Ambitieuse programmation que celle proposée par Élisabeth Platel pour le spectacle annuel de l’École de Danse qu’elle dirige depuis 2004. Comme l’an dernier, on sort de la soirée en se disant qu’on aimerait que toutes les soirées mixtes des « grands » aient le même niveau d’exigence en termes d’intérêt et de mise à l’épreuve de la virtuosité des danseurs. Un peu comme si Elisabeth Platel avait voulu défier les critiques implicites de Benjamin Millepied sur l’école pendant son court passage.
Chacune des chorégraphies proposées pour cette soirée fait d’ailleurs partie du répertoire de la « grande maison », et l’on retrouve Balanchine et Forsythe, deux incontournables des saisons signées Millepied.
On commence par Divertimento N° 15, une pièce d’inspiration mozartienne de Balanchine. Tout l’art de Mr. B resplendit dans cette chorégraphie qui met en scène 5 ballerines courtisées par 3 jeunes gens, entourée par un corps de ballet exclusivement féminin de 8 danseuses, évoquant le raffinement des fêtes galantes. Si les jeunes interprètes réussissent à échapper à une approche purement scolaire et à raconter une histoire sur ce ballet sans histoire, il leur manque cependant l’assurance technique, la vitesse d’exécution et un zeste d’audace pour donner une autre dimension à l’œuvre. Les jeunes filles s’essaient timidement au fameux déhanché tandis les jeunes gens gèrent plutôt bien les pièges du partenariat. Bleuenn Battistoni est une des valeurs sûres de l’Ecole de Danse et le prouve avec une présence séduisante sur scène et une danse musicale : elle avait échoué de peu pour intégrer le corps de ballet l’an dernier et j’espère qu’elle concrétisera cette année. Le soliste masculin principal, Anicet Marandel, a de faux airs de José Martinez, beaucoup d’élégance, un partenariat attentionné et assuré.

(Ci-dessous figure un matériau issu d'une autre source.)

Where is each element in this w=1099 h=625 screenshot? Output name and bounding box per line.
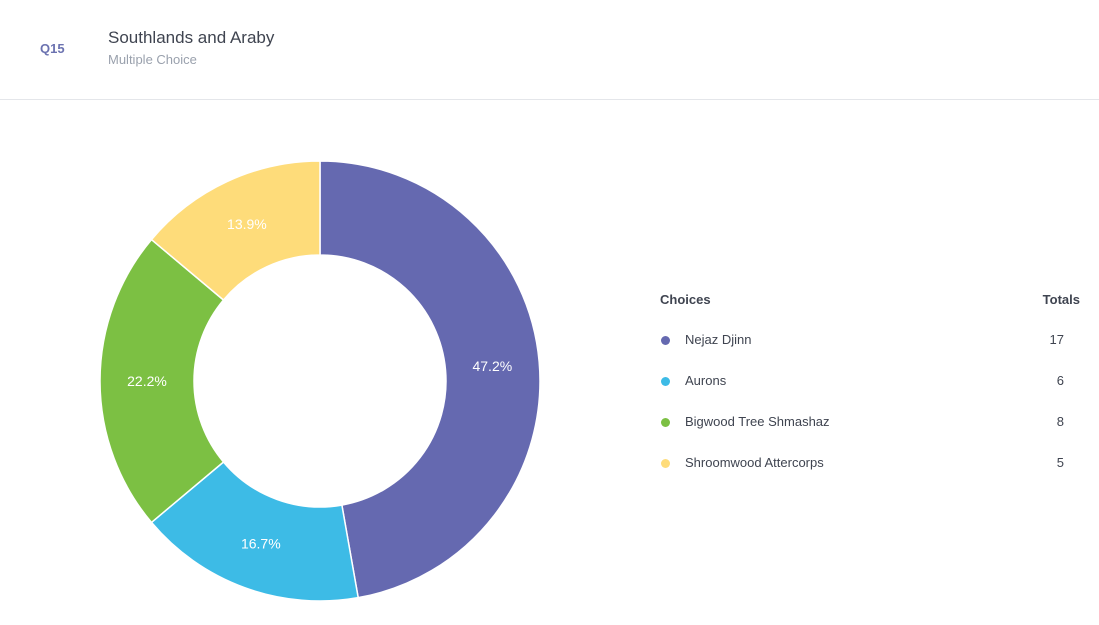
legend-color-dot (661, 336, 670, 345)
slice-percent-label: 22.2% (127, 373, 167, 389)
legend-color-dot (661, 418, 670, 427)
legend-choice-total: 6 (1056, 373, 1064, 388)
legend-choice-name: Nejaz Djinn (685, 332, 752, 347)
question-type: Multiple Choice (108, 52, 197, 67)
totals-column-header: Totals (1042, 292, 1080, 307)
legend-table: Choices Totals Nejaz Djinn 17 Aurons 6 Bigwo… (660, 290, 1080, 470)
legend-row: Nejaz Djinn 17 (660, 324, 1080, 365)
legend-row: Aurons 6 (660, 365, 1080, 406)
donut-chart: 47.2% 16.7% 22.2% 13.9% (99, 160, 541, 602)
legend-choice-name: Bigwood Tree Shmashaz (685, 414, 830, 429)
legend-row: Bigwood Tree Shmashaz 8 (660, 406, 1080, 447)
legend-row: Shroomwood Attercorps 5 (660, 447, 1080, 488)
legend-choice-name: Aurons (685, 373, 727, 388)
legend-choice-total: 8 (1056, 414, 1064, 429)
legend-color-dot (661, 459, 670, 468)
chart-area: 47.2% 16.7% 22.2% 13.9% (0, 100, 640, 625)
choices-column-header: Choices (660, 292, 711, 307)
slice-percent-label: 13.9% (227, 216, 267, 232)
question-header: Q15 Southlands and Araby Multiple Choice (0, 0, 1099, 100)
donut-slice-3[interactable] (99, 238, 225, 524)
donut-slice-4[interactable] (150, 160, 321, 302)
legend-choice-total: 17 (1049, 332, 1064, 347)
legend-choice-name: Shroomwood Attercorps (685, 455, 824, 470)
donut-slice-1[interactable] (319, 160, 541, 599)
legend-choice-total: 5 (1056, 455, 1064, 470)
legend-rows: Nejaz Djinn 17 Aurons 6 Bigwood Tree Shmasha… (660, 324, 1080, 488)
slice-percent-label: 47.2% (472, 358, 512, 374)
question-title: Southlands and Araby (108, 28, 275, 47)
legend-header: Choices Totals (660, 290, 1080, 312)
slice-percent-label: 16.7% (241, 536, 281, 552)
question-number: Q15 (40, 41, 65, 56)
legend-color-dot (661, 377, 670, 386)
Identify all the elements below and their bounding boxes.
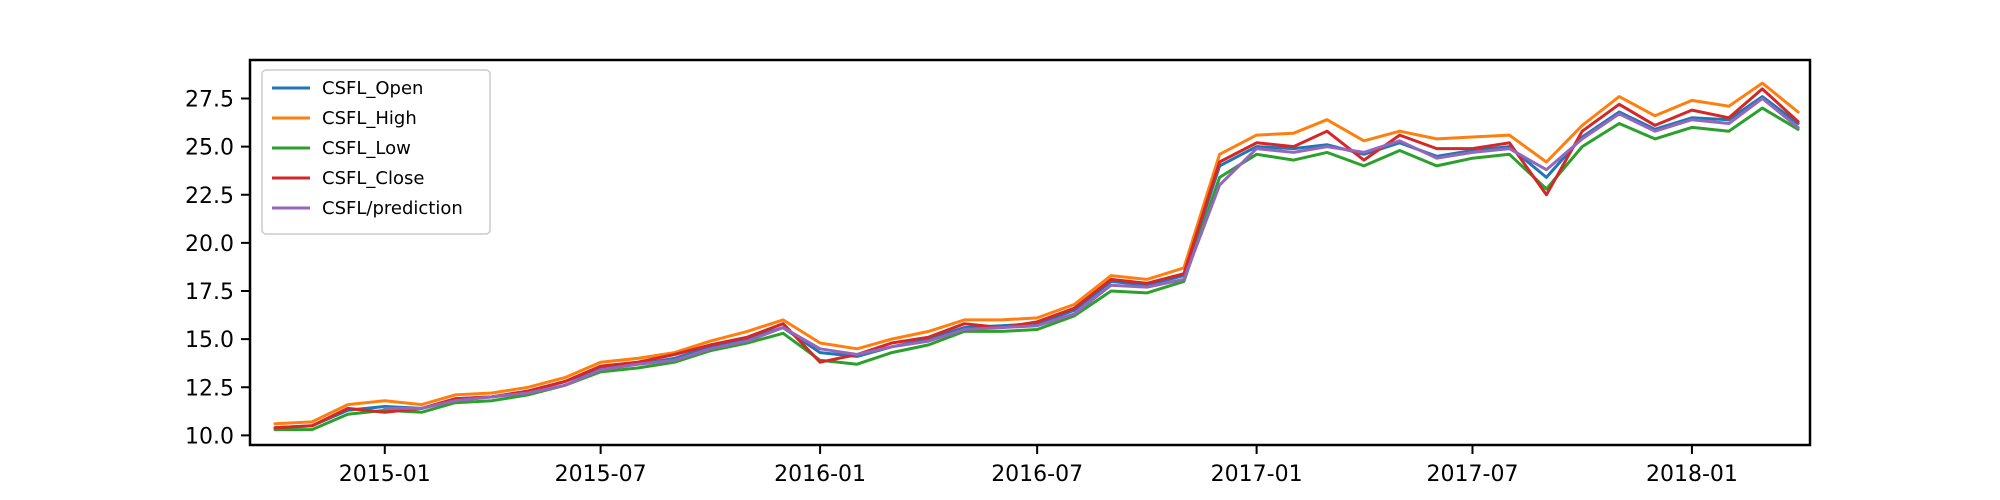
series-line-2 (273, 81, 1800, 426)
y-tick-label: 22.5 (185, 184, 234, 209)
y-tick-label: 10.0 (185, 424, 234, 449)
y-tick-label: 20.0 (185, 232, 234, 257)
legend-label: CSFL_Open (322, 78, 423, 99)
x-tick-label: 2017-01 (1211, 462, 1303, 487)
x-tick-label: 2017-07 (1427, 462, 1519, 487)
legend: CSFL_Open CSFL_High CSFL_Low CSFL_Close CSFL… (261, 69, 491, 235)
x-tick-label: 2015-01 (339, 462, 431, 487)
x-tick-label: 2018-01 (1646, 462, 1738, 487)
y-tick-label: 15.0 (185, 328, 234, 353)
series-line-4 (273, 87, 1800, 430)
legend-label: CSFL/prediction (322, 198, 463, 219)
y-tick-label: 17.5 (185, 280, 234, 305)
series-line-3 (273, 106, 1800, 432)
y-tick-label: 25.0 (185, 136, 234, 161)
x-tick-label: 2016-07 (991, 462, 1083, 487)
axes-frame (248, 58, 1812, 447)
x-tick-label: 2015-07 (555, 462, 647, 487)
x-tick-label: 2016-01 (774, 462, 866, 487)
legend-label: CSFL_High (322, 108, 417, 129)
legend-box (261, 69, 491, 235)
legend-label: CSFL_Low (322, 138, 411, 159)
series-line-5 (383, 97, 1800, 410)
axes-layer: 10.0 12.5 15.0 17.5 20.0 22.5 25.0 27.5 2015-01 2… (185, 58, 1812, 487)
y-tick-label: 12.5 (185, 376, 234, 401)
series-layer (273, 81, 1800, 432)
legend-label: CSFL_Close (322, 168, 424, 189)
y-tick-label: 27.5 (185, 88, 234, 113)
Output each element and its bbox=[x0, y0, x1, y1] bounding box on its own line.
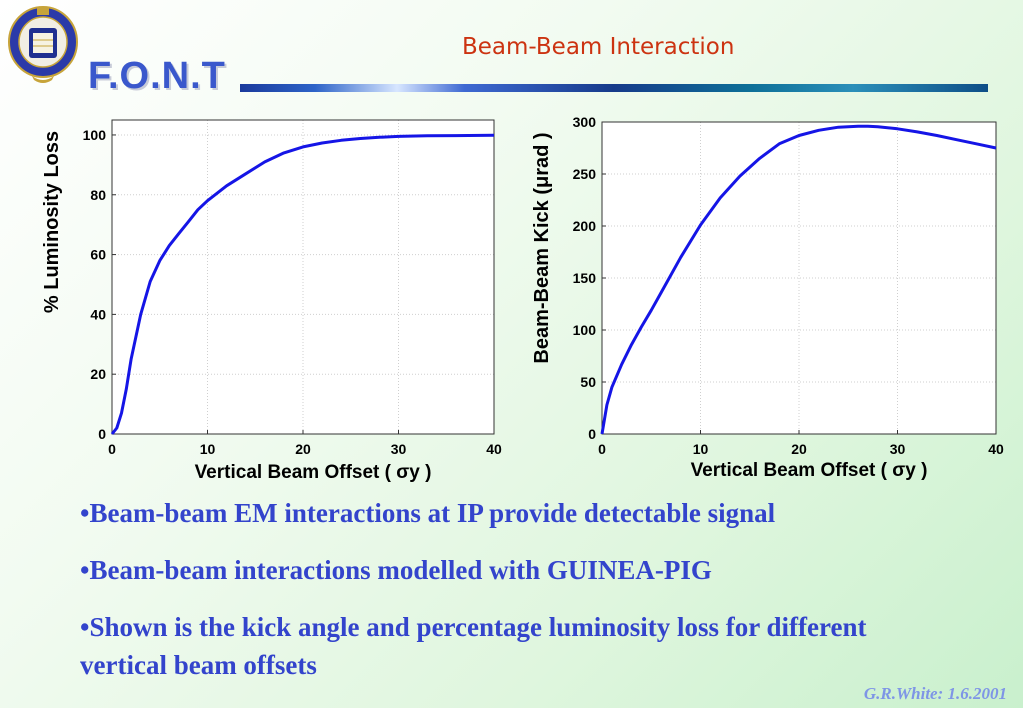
university-crest-logo bbox=[8, 6, 78, 83]
x-tick-label: 10 bbox=[693, 441, 709, 457]
y-tick-label: 100 bbox=[573, 322, 597, 338]
y-axis-label: Beam-Beam Kick (μrad ) bbox=[531, 132, 553, 363]
x-tick-label: 10 bbox=[200, 441, 216, 457]
slide-title: Beam-Beam Interaction bbox=[462, 34, 735, 60]
y-tick-label: 50 bbox=[580, 374, 596, 390]
chart-1: 0 10 20 30 40 0 20 40 60 80 100 Vertical Beam Offse… bbox=[41, 119, 502, 483]
y-tick-label: 100 bbox=[83, 127, 107, 143]
x-axis-label: Vertical Beam Offset ( σy ) bbox=[691, 460, 928, 481]
y-tick-label: 40 bbox=[90, 306, 106, 322]
bullet-item: •Shown is the kick angle and percentage … bbox=[80, 612, 867, 680]
series-line bbox=[110, 133, 495, 435]
x-tick-label: 30 bbox=[391, 441, 407, 457]
font-project-title: F.O.N.T bbox=[88, 55, 226, 97]
footer-author-date: G.R.White: 1.6.2001 bbox=[863, 684, 1007, 703]
x-tick-label: 40 bbox=[988, 441, 1004, 457]
bullet-item: •Beam-beam EM interactions at IP provide… bbox=[80, 498, 776, 528]
x-tick-label: 40 bbox=[486, 441, 502, 457]
y-tick-label: 250 bbox=[573, 166, 597, 182]
x-tick-label: 0 bbox=[598, 441, 606, 457]
header-divider-bar bbox=[240, 84, 988, 92]
y-tick-label: 60 bbox=[90, 247, 106, 263]
x-tick-label: 20 bbox=[295, 441, 311, 457]
x-tick-label: 30 bbox=[890, 441, 906, 457]
y-tick-label: 150 bbox=[573, 270, 597, 286]
y-tick-label: 300 bbox=[573, 114, 597, 130]
y-axis-label: % Luminosity Loss bbox=[41, 131, 63, 313]
x-tick-label: 20 bbox=[791, 441, 807, 457]
chart-2: 0 10 20 30 40 0 50 100 150 200 250 300 Vertical Beam… bbox=[531, 114, 1004, 481]
x-axis-label: Vertical Beam Offset ( σy ) bbox=[195, 462, 432, 483]
y-tick-label: 0 bbox=[588, 426, 596, 442]
y-tick-label: 0 bbox=[98, 426, 106, 442]
bullet-item: •Beam-beam interactions modelled with GU… bbox=[80, 555, 712, 585]
y-tick-label: 200 bbox=[573, 218, 597, 234]
series-line bbox=[600, 124, 997, 435]
y-tick-label: 80 bbox=[90, 187, 106, 203]
bullet-list: •Beam-beam EM interactions at IP provide… bbox=[80, 494, 960, 703]
x-tick-label: 0 bbox=[108, 441, 116, 457]
y-tick-label: 20 bbox=[90, 366, 106, 382]
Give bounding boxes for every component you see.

Avec the Vertiginous Thrill of Exactitude, on n’est plus vraiment dans le spectacle d’école joli mais un peu fade. Visiblement le vocabulaire chorégraphique de William Forsythe inspire plus les jeunes danseurs, ou les danseurs distribués sur cette pièce phare sont-ils tout simplement un cran au-dessus ? Il est vrai que Bianca Scudamore et Daniel Lozano-Martin avaient déjà tapé dans l’œil des spectateurs qui avaient assisté aux Démonstrations cet hiver : ce sont des graines d’étoile. J’ai beaucoup apprécié également Alexandre Boccara, doté du plus joli ballon de la soirée, et Philippine Flahault. Douze minutes toute en accélération qui « énergisent » le spectateur et qui feraient prendre Schubert pour un compositeur électro.
La soirée se termine par le troisième acte de Raymonda. La production de Noureev prend la poussière dans les entrepôts du boulevard Berthier. Sur le papier, c’est donc sympathique de découvrir autrement que sur une vidéo You Tube ce classique en voie d’oubli dans le répertoire parisien. En réalité, cela s’avère l’Everest pour une distribution junior, notamment pour les danseurs masculins qui ne disposent pas encore de l’arsenal technique et de la puissance nécessaire pour s’emparer du plateau. Dans le rôle-titre, Margaux Gaudy-Talazac fait quant à elle preuve de beaucoup d’autorité dans la variation de la claque. Son prince, Jean de Brienne, interprété par Milo Avêque est plus fragile, mais j’ai trouvé le partenariat très attendrissant.
Au final, ce spectacle 2017 m’a semblé moins équilibré que celui de 2016, avec des pièces d’une extrême difficulté technique qui laissaient trop peu de place au tempérament artistique des danseurs.